Police reinforcements have been called in the Pakistani city of Faisalabad a day after two Christians charged with blasphemy were shot dead outside court.
Clashes broke out in the city, home to a large Christian community, after the brothers were gunned down.
Pastor Rashid Emmanuel, 32, and Sajid, 24, were accused of writing a pamphlet critical of the Prophet Muhammad; a rights activist said they were framed.
Pakistan's controversial blasphemy law carries the death penalty.
A police officer who was escorting the brothers from a district court on Monday was critically wounded when the unidentified gunmen opened fire and then escaped.
At least 10 people were reportedly injured as stone-throwing and rioting broke out in a Christian neighbourhood of the city afterwards.
Police reinforcements from nearby districts have been called in to restore order.
The brothers, from the Waris Pura area of Faisalabad, were arrested earlier this month.
The complainant in the case, a local trader, Khurram Shehzad, alleged that one of his employees was handed a pamphlet by someone at Faisalabad's general bus stand.
He said the paper contained disrespectful remarks about the Prophet Muhammad.
Police told the BBC the pamphlet had apparently been signed by the two brothers, whose addresses and mobile phone numbers were also given.
But Atif Jameel, spokesman for the Pakistan Minorities Democratic Foundation, told the BBC: "No-one in his right mind would issue a derogatory pamphlet against the Prophet and put his name and address on it.
"This appears to be a conspiracy against peace and religious harmony in Faisalabad."
Earlier this month, several hundred demonstrators marched to the Waris Pura slum, which is home to nearly 100,000 Christians, and demanded the death penalty for the two accused.

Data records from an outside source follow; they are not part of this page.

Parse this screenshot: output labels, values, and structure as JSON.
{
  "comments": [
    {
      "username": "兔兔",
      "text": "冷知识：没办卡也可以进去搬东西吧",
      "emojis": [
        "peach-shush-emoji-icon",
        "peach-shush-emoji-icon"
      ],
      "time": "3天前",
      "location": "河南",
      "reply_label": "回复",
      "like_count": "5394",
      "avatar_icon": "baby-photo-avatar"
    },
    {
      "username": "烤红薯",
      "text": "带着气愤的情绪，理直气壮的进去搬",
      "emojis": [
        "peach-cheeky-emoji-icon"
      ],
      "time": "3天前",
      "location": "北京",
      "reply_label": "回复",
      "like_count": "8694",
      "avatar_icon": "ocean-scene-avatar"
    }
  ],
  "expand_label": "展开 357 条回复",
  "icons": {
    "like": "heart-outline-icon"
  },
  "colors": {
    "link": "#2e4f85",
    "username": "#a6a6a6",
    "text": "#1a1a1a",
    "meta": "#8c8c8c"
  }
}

Although no-one has ever been executed under Pakistan's blasphemy law, about 10 accused have been murdered before the completion of their trial, according to a BBC Urdu correspondent in Lahore.
Dozens more are living in exile to avoid punishment under the legislation.
Human rights activists want the law repealed as they say it is often exploited by Islamist extremists or those harbouring personal grudges.